On 17 December 2020 the Ontario Court of Appeal upheld a lower court's decision to award an employee more than C$1.2 million in damages after their employer unilaterally imposed a number of changes to the former employee's terms and conditions of employment.(6)

In McGuity, the employee had sold his family's funeral home to the employer and entered into a 10-year transitional services consulting agreement. Under the agreement, the employee was entitled to an annual salary of C$100,000, commission payments and various other perquisites and fringe benefits. The agreement contained no early termination provision. This was a key feature of the case – Ontario law is clear that employees on fixed-term contracts that contain no early termination clause will normally be entitled to compensation through to the full term of the contract in the event of an early termination.

Shortly after the parties began to work together, their working relationship ran into difficulties. The employee's work was being closely monitored by a subordinate at the funeral home, his perks and benefits were abruptly removed by the employer and the employer stopped paying the employee's commission payments. The relationship deteriorated to the extent that the employee commenced a medical leave of absence only 11 months after the employment relationship had started.
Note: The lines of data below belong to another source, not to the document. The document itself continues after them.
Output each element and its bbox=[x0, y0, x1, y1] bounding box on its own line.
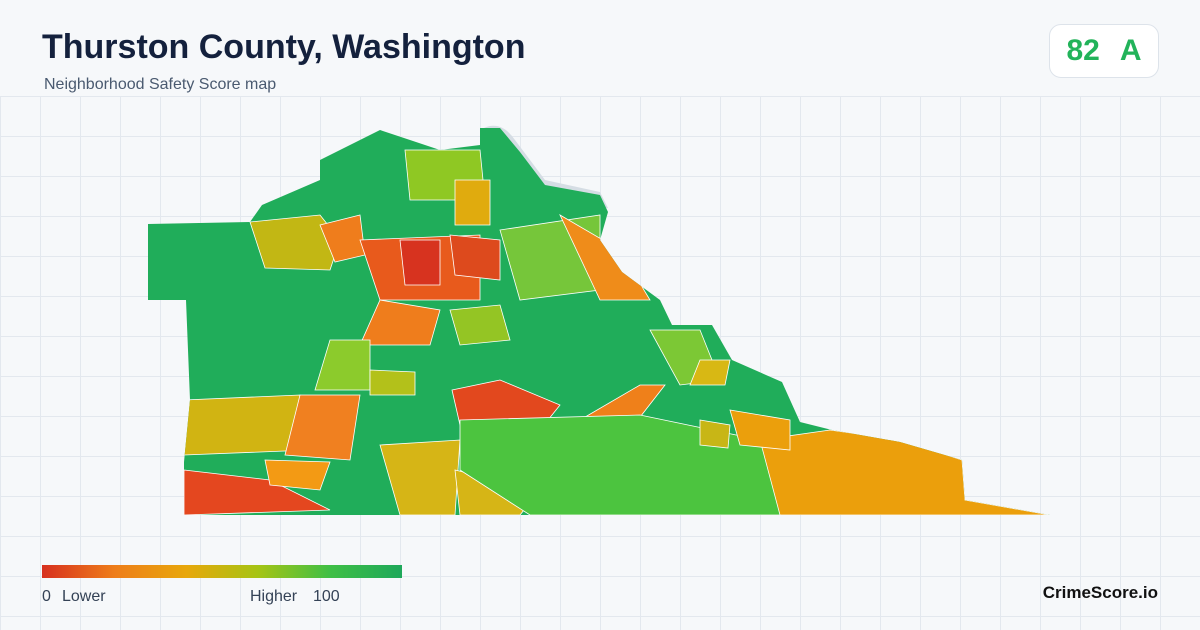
score-value: 82 bbox=[1066, 34, 1100, 67]
header-band bbox=[0, 0, 1200, 96]
brand: CrimeScore.io bbox=[1042, 583, 1158, 602]
regions bbox=[148, 128, 1050, 515]
legend-max: 100 bbox=[313, 588, 340, 605]
legend-min-label: Lower bbox=[62, 588, 106, 605]
legend-min: 0 bbox=[42, 588, 51, 605]
score-grade: A bbox=[1119, 34, 1142, 67]
score-badge: 82 A bbox=[1049, 24, 1159, 78]
subtitle: Neighborhood Safety Score map bbox=[44, 76, 277, 93]
legend-gradient bbox=[42, 565, 402, 578]
legend-max-label: Higher bbox=[250, 588, 298, 605]
title: Thurston County, Washington bbox=[42, 28, 526, 66]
Shortly after commencing his medical leave, the employee discovered that the employer had changed the funeral home's locks without providing him with new keys. He also learned that his workstation had been moved to a desk in the basement of the funeral home. The employee never returned to work following his medical leave of absence and two years later commenced the lawsuit against the employer.
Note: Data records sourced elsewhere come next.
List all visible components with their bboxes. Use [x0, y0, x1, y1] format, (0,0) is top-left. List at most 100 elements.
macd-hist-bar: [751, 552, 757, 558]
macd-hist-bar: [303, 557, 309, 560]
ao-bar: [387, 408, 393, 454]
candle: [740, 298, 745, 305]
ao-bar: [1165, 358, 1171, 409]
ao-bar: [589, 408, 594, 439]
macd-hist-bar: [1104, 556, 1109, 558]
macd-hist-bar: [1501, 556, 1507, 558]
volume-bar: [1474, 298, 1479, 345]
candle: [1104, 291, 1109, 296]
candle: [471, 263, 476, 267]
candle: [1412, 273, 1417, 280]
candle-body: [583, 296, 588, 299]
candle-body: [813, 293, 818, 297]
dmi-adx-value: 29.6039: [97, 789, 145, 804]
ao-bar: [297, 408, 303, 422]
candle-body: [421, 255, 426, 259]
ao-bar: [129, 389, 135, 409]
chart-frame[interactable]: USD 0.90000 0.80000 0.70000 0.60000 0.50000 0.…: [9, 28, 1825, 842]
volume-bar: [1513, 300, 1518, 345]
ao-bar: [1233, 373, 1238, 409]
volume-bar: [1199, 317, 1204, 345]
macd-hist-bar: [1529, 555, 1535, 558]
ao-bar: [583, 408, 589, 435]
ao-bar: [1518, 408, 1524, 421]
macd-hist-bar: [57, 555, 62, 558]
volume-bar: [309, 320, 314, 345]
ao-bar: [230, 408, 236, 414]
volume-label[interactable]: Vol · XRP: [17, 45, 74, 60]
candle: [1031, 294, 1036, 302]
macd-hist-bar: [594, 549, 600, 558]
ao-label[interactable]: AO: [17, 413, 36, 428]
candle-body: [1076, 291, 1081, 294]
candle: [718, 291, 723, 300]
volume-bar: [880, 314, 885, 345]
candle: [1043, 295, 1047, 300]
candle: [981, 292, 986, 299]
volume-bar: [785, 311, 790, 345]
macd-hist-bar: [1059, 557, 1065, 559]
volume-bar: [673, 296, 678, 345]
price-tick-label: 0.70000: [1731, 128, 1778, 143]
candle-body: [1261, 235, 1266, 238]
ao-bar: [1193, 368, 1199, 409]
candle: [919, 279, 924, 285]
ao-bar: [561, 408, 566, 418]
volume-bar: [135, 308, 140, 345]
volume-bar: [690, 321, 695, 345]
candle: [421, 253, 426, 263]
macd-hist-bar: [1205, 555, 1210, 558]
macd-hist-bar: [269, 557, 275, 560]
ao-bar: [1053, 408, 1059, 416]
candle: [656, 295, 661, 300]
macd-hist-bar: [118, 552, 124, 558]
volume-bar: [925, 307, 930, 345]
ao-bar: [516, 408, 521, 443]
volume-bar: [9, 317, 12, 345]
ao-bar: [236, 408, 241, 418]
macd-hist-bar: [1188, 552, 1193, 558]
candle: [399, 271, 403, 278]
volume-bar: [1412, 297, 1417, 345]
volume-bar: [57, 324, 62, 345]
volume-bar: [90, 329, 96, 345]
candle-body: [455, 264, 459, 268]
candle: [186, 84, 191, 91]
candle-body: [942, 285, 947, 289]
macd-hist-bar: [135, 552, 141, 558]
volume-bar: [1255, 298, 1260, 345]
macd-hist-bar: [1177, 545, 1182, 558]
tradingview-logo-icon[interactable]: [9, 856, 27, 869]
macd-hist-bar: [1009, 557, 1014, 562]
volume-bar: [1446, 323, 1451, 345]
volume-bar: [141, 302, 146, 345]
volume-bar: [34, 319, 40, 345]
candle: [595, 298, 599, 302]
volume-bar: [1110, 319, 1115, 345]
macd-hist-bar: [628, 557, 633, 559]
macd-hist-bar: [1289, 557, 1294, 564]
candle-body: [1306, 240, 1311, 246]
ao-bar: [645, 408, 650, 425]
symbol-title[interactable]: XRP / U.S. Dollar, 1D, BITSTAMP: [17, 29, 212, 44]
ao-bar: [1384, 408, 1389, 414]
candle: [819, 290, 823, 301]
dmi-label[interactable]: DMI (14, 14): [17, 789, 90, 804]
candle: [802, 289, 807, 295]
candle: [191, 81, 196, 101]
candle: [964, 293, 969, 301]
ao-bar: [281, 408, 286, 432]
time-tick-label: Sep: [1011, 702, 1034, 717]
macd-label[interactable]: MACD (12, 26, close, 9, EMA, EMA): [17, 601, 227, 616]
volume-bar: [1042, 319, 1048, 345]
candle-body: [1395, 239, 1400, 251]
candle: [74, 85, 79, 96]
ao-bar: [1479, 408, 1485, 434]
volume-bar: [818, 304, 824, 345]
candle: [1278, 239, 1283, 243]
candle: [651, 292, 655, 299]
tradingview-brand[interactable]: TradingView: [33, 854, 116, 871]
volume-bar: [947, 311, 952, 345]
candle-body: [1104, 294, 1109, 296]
At trial, the judge found that the employee had been constructively dismissed. The trial judge found that the employer's actions would have led a reasonable person to conclude that the employer no longer intended to be bound by the terms of the agreement. On appeal, the employer argued that the employee had condoned the changes to the terms of the agreement as a result of the length of his medical leave of absence.

The Court of Appeal rejected this argument, finding that employees may take a reasonable amount of time to decide whether to accept the changes to the employment relationship or allege constructive dismissal. Further, the Court of Appeal found that the fact that the employee had been unable to work as a result of the medical leave of absence could not be reconciled with the employer's argument that the employee had condoned the changes to the employment relationship.

The Court of Appeal confirmed that the employer had constructively dismissed the employee by unilaterally changing the terms of his employment. The Court of Appeal also confirmed that the employee was entitled to damages equivalent to the compensation that he would have received had he worked the remaining nine years of the fixed-term contract.

Employers take note

These cases provide important considerations for all employers to keep in mind:

  • Waksdale serves as a reminder that employment contracts (and specifically termination clauses) must be carefully drafted to ensure compliance with the ESA;
  • Callow is clear that parties to any type of contract, including employment contracts, must be careful not to deceive one another and, where they have, must take appropriate steps to correct false impressions; and
  • McGuinty is an example of the dangers of using fixed-term contracts that contain no early termination clauses that limit potential liability.

Endnotes

(1) Swegon North America Inc v Waksdale, 2020 ONCA 391.

(2) For further information please see "Waksdale vs. Swegon North America Inc.".

(3) CM Callow Inc v Zollinger, 2020 SCC 45.

(4) Matthews v Ocean Nutrition Canada Ltd, 2020 SCC 26.

(5) For further information please see "Matthews v. Ocean Nutrition Canada Ltd.".

(6) McGuinty v 1845035 Ontario Inc (McGuinty Funeral Home), 2020 ONCA 816.